Par dernières conclusions notifiées le 20 octobre 2023, la société Lamotte Constructeur demande à la cour de :
- constater la caducité de l'ordonnance dont appel,
- débouter la société HBL et son mandataire judiciaire de leur demande en paiement d'une indemnité de 1 500 euros en application de l'article 700 du code de procédure civile ainsi qu'aux entiers dépens, chacune des parties conservant à sa charge ces derniers.
L'ordonnance de clôture est intervenue le 7 décembre 2023.
MOTIFS DE LA DÉCISION
La société HBL a été placée en redressement judiciaire le 30 août 2023 par le tribunal de commerce de Rennes. La société GOPMJ, prise en la personne de Me [M] [U], a été désignée en qualité de mandataire judiciaire.

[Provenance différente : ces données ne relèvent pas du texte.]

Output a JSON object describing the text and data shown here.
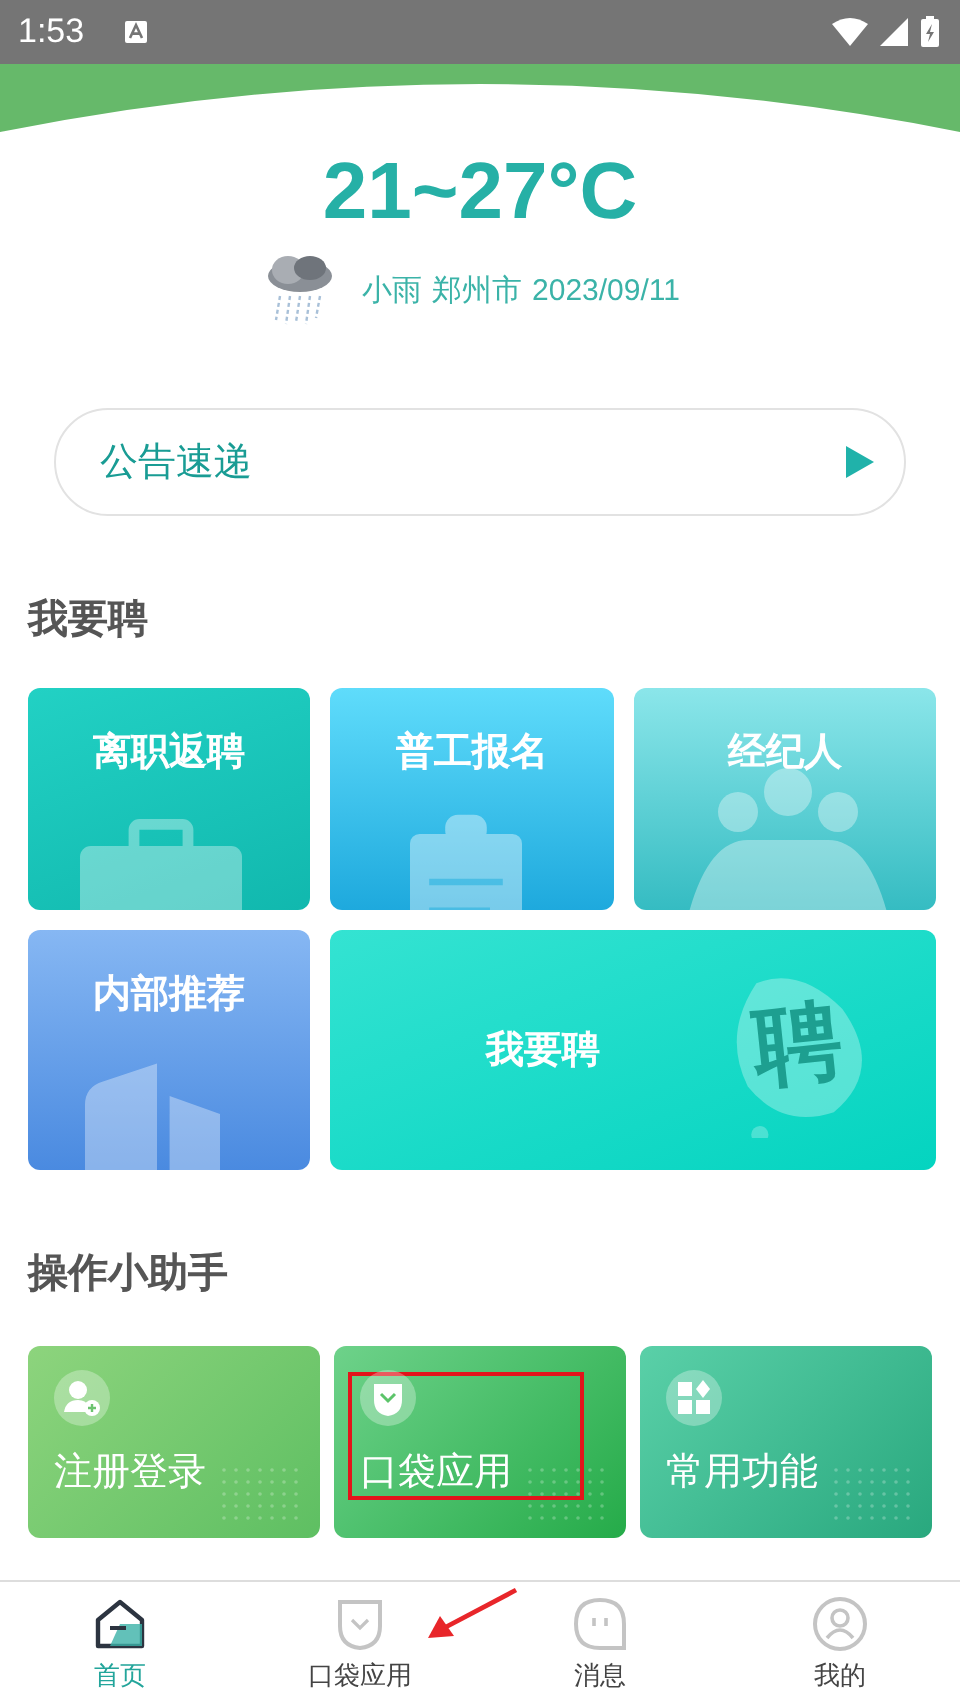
{
  "status_bar": {
    "time": "1:53"
  },
  "weather": {
    "temperature": "21~27°C",
    "condition": "小雨",
    "city": "郑州市",
    "date": "2023/09/11"
  },
  "notice": {
    "label": "公告速递"
  },
  "hiring": {
    "title": "我要聘",
    "tiles": [
      {
        "label": "离职返聘",
        "kind": "briefcase"
      },
      {
        "label": "普工报名",
        "kind": "clipboard"
      },
      {
        "label": "经纪人",
        "kind": "people"
      },
      {
        "label": "内部推荐",
        "kind": "buildings"
      },
      {
        "label": "我要聘",
        "kind": "bubble",
        "badge": "聘"
      }
    ]
  },
  "helper": {
    "title": "操作小助手",
    "cards": [
      {
        "label": "注册登录",
        "kind": "user-plus",
        "highlighted": false
      },
      {
        "label": "口袋应用",
        "kind": "pocket",
        "highlighted": true
      },
      {
        "label": "常用功能",
        "kind": "shapes",
        "highlighted": false
      }
    ]
  },
  "bottom_nav": [
    {
      "label": "首页",
      "kind": "home",
      "selected": true,
      "pointed": false
    },
    {
      "label": "口袋应用",
      "kind": "pocket",
      "selected": false,
      "pointed": true
    },
    {
      "label": "消息",
      "kind": "chat",
      "selected": false,
      "pointed": false
    },
    {
      "label": "我的",
      "kind": "profile",
      "selected": false,
      "pointed": false
    }
  ]
}
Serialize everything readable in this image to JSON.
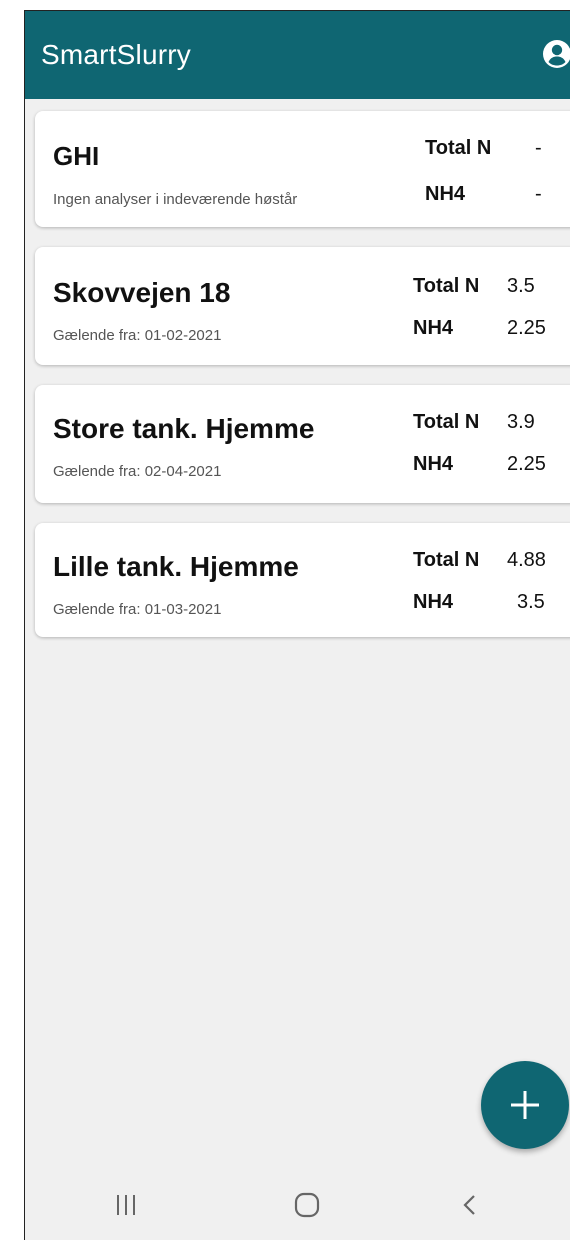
{
  "app": {
    "title": "SmartSlurry"
  },
  "icons": {
    "account": "account-circle-icon",
    "add": "plus-icon",
    "nav_recent": "recent-apps-icon",
    "nav_home": "home-icon",
    "nav_back": "back-icon"
  },
  "colors": {
    "primary": "#0f6672"
  },
  "tanks": [
    {
      "name": "GHI",
      "subtitle": "Ingen analyser i indeværende høstår",
      "total_n_label": "Total N",
      "total_n": "-",
      "nh4_label": "NH4",
      "nh4": "-"
    },
    {
      "name": "Skovvejen 18",
      "subtitle": "Gælende fra: 01-02-2021",
      "total_n_label": "Total N",
      "total_n": "3.5",
      "nh4_label": "NH4",
      "nh4": "2.25"
    },
    {
      "name": "Store tank. Hjemme",
      "subtitle": "Gælende fra: 02-04-2021",
      "total_n_label": "Total N",
      "total_n": "3.9",
      "nh4_label": "NH4",
      "nh4": "2.25"
    },
    {
      "name": "Lille tank. Hjemme",
      "subtitle": "Gælende fra: 01-03-2021",
      "total_n_label": "Total N",
      "total_n": "4.88",
      "nh4_label": "NH4",
      "nh4": "3.5"
    }
  ]
}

Il convient de déclarer recevable l'intervention volontaire de la société GOPMJ, prise en la personne de Me [M] [U], en qualité de mandataire judiciaire.
L'article L 622-21du code de commerce dispose :
Le jugement d'ouverture interrompt ou interdit toute action en justice de la part de tous les créanciers dont la créance n'est pas mentionnée au I de l'article L. 622-17 et tendant :
1o A la condamnation du débiteur au paiement d'une somme d'argent;
2o A la résolution d'un contrat pour défaut de paiement d'une somme d'argent.
L'article L 622-22 du code de commerce dispose :
Sous réserve des dispositions de l'article L 625-3, les instances en cours sont interrompues jusqu'à ce que le créancier poursuivant ait procédé à la déclaration de sa créance. Elles sont alors reprises de plein droit, le mandataire judiciaire et, le cas échéant, l'administrateur ou le commissaire à l'exécution du plan nommé en application de l'article . 626-25»dûment appelés, mais tendent uniquement à la constatation des créances et à la fixation de leur montant.
L'instance en référé tendant à la condamnation du débiteur au paiement d'une provision n'est pas une instance en cours interrompue par l'ouverture de la procédure collective du débiteur, de sorte que la cour d'appel, statuant sur l'appel formé par ce dernier contre l'ordonnance l'ayant condamné au paiement d'une provision, doit infirmer cette ordonnance et dire n'y avoir lieu à référé, la demande en paiement étant devenue irrecevable en vertu de la règle de l'interdiction des poursuites édictée par l'art. L 622-21 du code de commerce (Ccass ch.com. 19 sept. 2018, no 17-13.210).
Les dispositions précitées interdisent en l'espèce au bailleur de poursuivre l'action en résiliation du bail pour non-paiement des loyers.
La société Lamotte Constructeur ne formule devant la cour aucune demande, sollicitant également la caducité de l'ordonnance de référé.
L'ordonnance est infirmée et il est constaté que la société Lamotte constructeur ne formule aucune demande.
La cour considère que l'équité ne commande pas de faire application des dispositions de l'article 700 du code de procédure civile. Chaque partie conservera la charge des ses dépens.
PAR CES MOTIFS
La cour, statuant publiquement, contradictoirement et par mise à disposition au greffe :
Déclare recevable l'intervention volontaire de la société GOPMJ, prise en la personne de maître [M] [U], mandataire judiciaire de la société HBL ;
Infirme l'ordonnance de référé en date du 7 juillet 2023 en toutes ses dispositions ;
Statuant à nouveau,
Constate qu'il n'est formulé aucune demande par la société Lamotte Constructeur ;
Dit n'y avoir lieu à application de l'article 700 du code de procédure civile,
Dit que chaque partie conservera la charge de ses dépens.